Un marin est mort et un autre a été blessé samedi après une frappe ukrainienne contre un navire commercial iranien en mer Caspienne. Le ministère iranien des Affaires étrangères affirme que le bâtiment ne transportait aucun équipement militaire, tandis que l’ambassadeur ukrainien en Israël, Yevgen Korniychuk, évoque des composants destinés à des drones et missiles.
Kiev revendique l’opération
Le président ukrainien Volodymyr Zelensky a annoncé samedi sur les réseaux sociaux avoir mené des frappes à longue portée visant, selon lui, des bâtiments liés au transport de matériel militaire impliquant l’Iran, ainsi qu’un navire de guerre. L’attaque intervient alors que les services ukrainiens accusent Moscou de fournir un soutien technique à Téhéran, notamment une surveillance satellite de sites militaires américains dans le Golfe depuis début juillet.
Téhéran convoque le chargé d’affaires ukrainien
Le chargé d’affaires ukrainien à Téhéran a été convoqué samedi pour être sermonné sur ce que la diplomatie iranienne qualifie d’acte hostile et criminel. Le ministre des Affaires étrangères, Abbas Araghchi, a demandé à l’Union européenne une réponse ferme lors d’un échange avec la cheffe de la diplomatie européenne, Kaja Kallas. Ce lundi, le porte-parole du ministère, Esmaïl Baghaï, a dénoncé un acte contraire à la Charte des Nations unies, aux conséquences qualifiées d’imprévisibles.

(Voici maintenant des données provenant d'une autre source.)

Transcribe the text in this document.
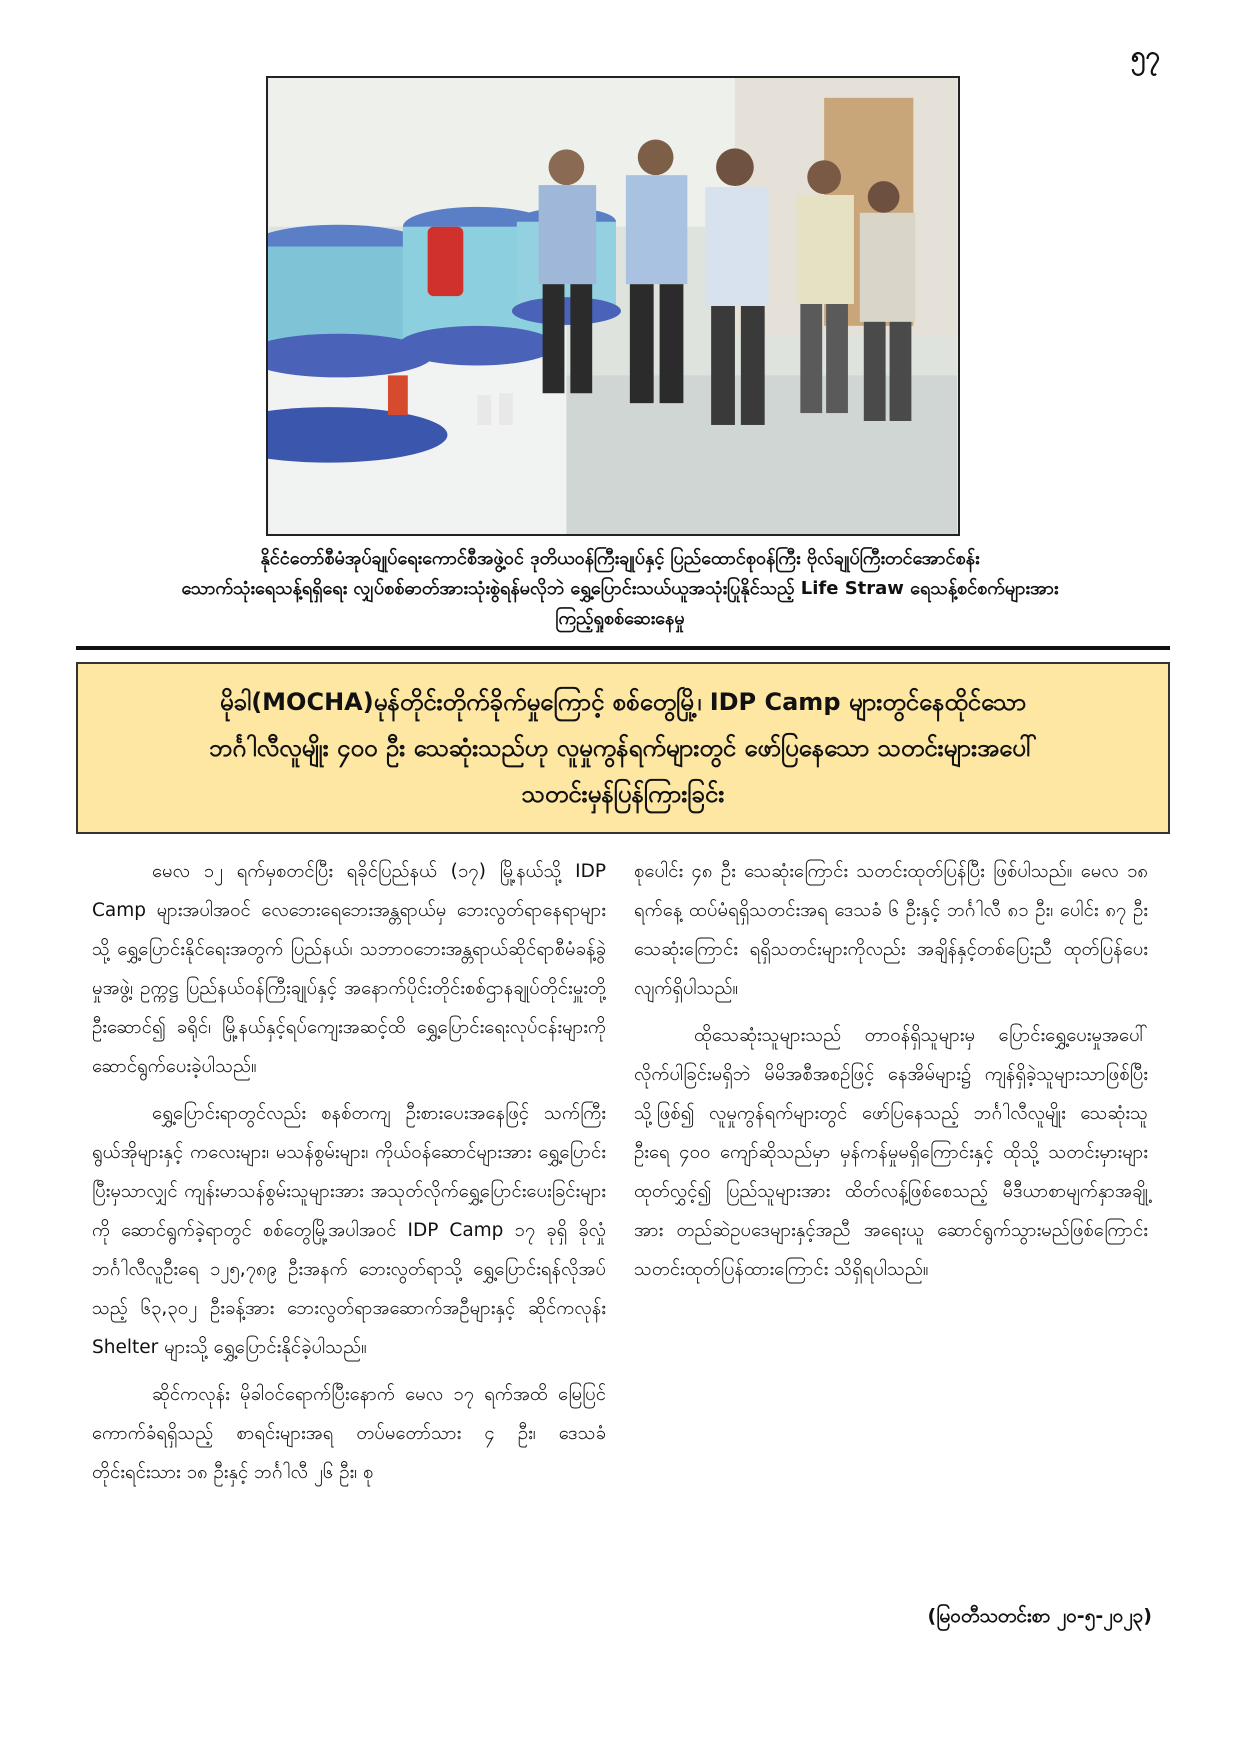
၅၇
နိုင်ငံတော်စီမံအုပ်ချုပ်ရေးကောင်စီအဖွဲ့ဝင် ဒုတိယဝန်ကြီးချုပ်နှင့် ပြည်ထောင်စုဝန်ကြီး ဗိုလ်ချုပ်ကြီးတင်အောင်စန်း
သောက်သုံးရေသန့်ရရှိရေး လျှပ်စစ်ဓာတ်အားသုံးစွဲရန်မလိုဘဲ ရွှေ့ပြောင်းသယ်ယူအသုံးပြုနိုင်သည့် Life Straw ရေသန့်စင်စက်များအား
ကြည့်ရှုစစ်ဆေးနေမှု
မိုခါ(MOCHA)မုန်တိုင်းတိုက်ခိုက်မှုကြောင့် စစ်တွေမြို့၊ IDP Camp များတွင်နေထိုင်သော
ဘင်္ဂါလီလူမျိုး ၄၀၀ ဦး သေဆုံးသည်ဟု လူမှုကွန်ရက်များတွင် ဖော်ပြနေသော သတင်းများအပေါ်
သတင်းမှန်ပြန်ကြားခြင်း

မေလ ၁၂ ရက်မှစတင်ပြီး ရခိုင်ပြည်နယ် (၁၇) မြို့နယ်သို့ IDP Camp များအပါအဝင် လေဘေးရေဘေးအန္တရာယ်မှ ဘေးလွတ်ရာနေရာများသို့ ရွှေ့ပြောင်းနိုင်ရေးအတွက် ပြည်နယ်၊ သဘာဝဘေးအန္တရာယ်ဆိုင်ရာစီမံခန့်ခွဲမှုအဖွဲ့၊ ဥက္ကဋ္ဌ ပြည်နယ်ဝန်ကြီးချုပ်နှင့် အနောက်ပိုင်းတိုင်းစစ်ဌာနချုပ်တိုင်းမှူးတို့ ဦးဆောင်၍ ခရိုင်၊ မြို့နယ်နှင့်ရပ်ကျေးအဆင့်ထိ ရွှေ့ပြောင်းရေးလုပ်ငန်းများကို ဆောင်ရွက်ပေးခဲ့ပါသည်။

ရွှေ့ပြောင်းရာတွင်လည်း စနစ်တကျ ဦးစားပေးအနေဖြင့် သက်ကြီးရွယ်အိုများနှင့် ကလေးများ၊ မသန်စွမ်းများ၊ ကိုယ်ဝန်ဆောင်များအား ရွှေ့ပြောင်းပြီးမှသာလျှင် ကျန်းမာသန်စွမ်းသူများအား အသုတ်လိုက်ရွှေ့ပြောင်းပေးခြင်းများကို ဆောင်ရွက်ခဲ့ရာတွင် စစ်တွေမြို့အပါအဝင် IDP Camp ၁၇ ခုရှိ ခိုလှုံဘင်္ဂါလီလူဦးရေ ၁၂၅,၇၈၉ ဦးအနက် ဘေးလွတ်ရာသို့ ရွှေ့ပြောင်းရန်လိုအပ်သည့် ၆၃,၃၀၂ ဦးခန့်အား ဘေးလွတ်ရာအဆောက်အဦများနှင့် ဆိုင်ကလုန်း Shelter များသို့ ရွှေ့ပြောင်းနိုင်ခဲ့ပါသည်။

ဆိုင်ကလုန်း မိုခါဝင်ရောက်ပြီးနောက် မေလ ၁၇ ရက်အထိ မြေပြင်ကောက်ခံရရှိသည့် စာရင်းများအရ တပ်မတော်သား ၄ ဦး၊ ဒေသခံတိုင်းရင်းသား ၁၈ ဦးနှင့် ဘင်္ဂါလီ ၂၆ ဦး၊ စု

စုပေါင်း ၄၈ ဦး သေဆုံးကြောင်း သတင်းထုတ်ပြန်ပြီး ဖြစ်ပါသည်။ မေလ ၁၈ ရက်နေ့ ထပ်မံရရှိသတင်းအရ ဒေသခံ ၆ ဦးနှင့် ဘင်္ဂါလီ ၈၁ ဦး၊ ပေါင်း ၈၇ ဦး သေဆုံးကြောင်း ရရှိသတင်းများကိုလည်း အချိန်နှင့်တစ်ပြေးညီ ထုတ်ပြန်ပေးလျက်ရှိပါသည်။

ထိုသေဆုံးသူများသည် တာဝန်ရှိသူများမှ ပြောင်းရွှေ့ပေးမှုအပေါ် လိုက်ပါခြင်းမရှိဘဲ မိမိအစီအစဉ်ဖြင့် နေအိမ်များ၌ ကျန်ရှိခဲ့သူများသာဖြစ်ပြီး သို့ဖြစ်၍ လူမှုကွန်ရက်များတွင် ဖော်ပြနေသည့် ဘင်္ဂါလီလူမျိုး သေဆုံးသူဦးရေ ၄၀၀ ကျော်ဆိုသည်မှာ မှန်ကန်မှုမရှိကြောင်းနှင့် ထိုသို့ သတင်းမှားများ ထုတ်လွှင့်၍ ပြည်သူများအား ထိတ်လန့်ဖြစ်စေသည့် မီဒီယာစာမျက်နှာအချို့အား တည်ဆဲဥပဒေများနှင့်အညီ အရေးယူ ဆောင်ရွက်သွားမည်ဖြစ်ကြောင်း သတင်းထုတ်ပြန်ထားကြောင်း သိရှိရပါသည်။

(မြဝတီသတင်းစာ ၂၀-၅-၂၀၂၃)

Un parlementaire iranien évoque des représailles
Le président de la commission de sécurité nationale du Parlement iranien, Ebrahim Azizi, a averti dimanche que l’Ukraine pourrait bientôt comprendre que l’Iran ne laisse pas d’action sans réponse. Selon lui, la liste de ceux qui ont fait un mauvais calcul ne cesse de s’allonger. Sur des canaux Telegram proches des Gardiens de la révolution, certains appelleraient déjà à frapper des installations situées en territoire ukrainien.
Un différend maritime ancien entre l’Iran et ses voisins
La mer Caspienne, plus grande étendue d’eau intérieure au monde, fait l’objet depuis l’éclatement de l’URSS d’un désaccord persistant entre ses cinq États riverains sur le partage de ses ressources. L’Iran réclame de longue date une part égale de 20 % de la mer face à la Russie, au Kazakhstan, à l’Azerbaïdjan et au Turkménistan, un accord de délimitation n’ayant été trouvé qu’en 2018 à Aktaou, sans lever toutes les tensions territoriales.
Cet incident relance un débat parmi les analystes iraniens sur un possible élargissement du conflit ukraino-russe à la zone caspienne. Certains observateurs, dont le chercheur Hamidreza Azizi de l’institut allemand SWP, estiment que la confrontation entre l’Iran, les États-Unis et le conflit saoudo-houthi s’entremêle désormais avec la guerre en Ukraine. Reste à savoir si Téhéran donnera une suite concrète à ses avertissements.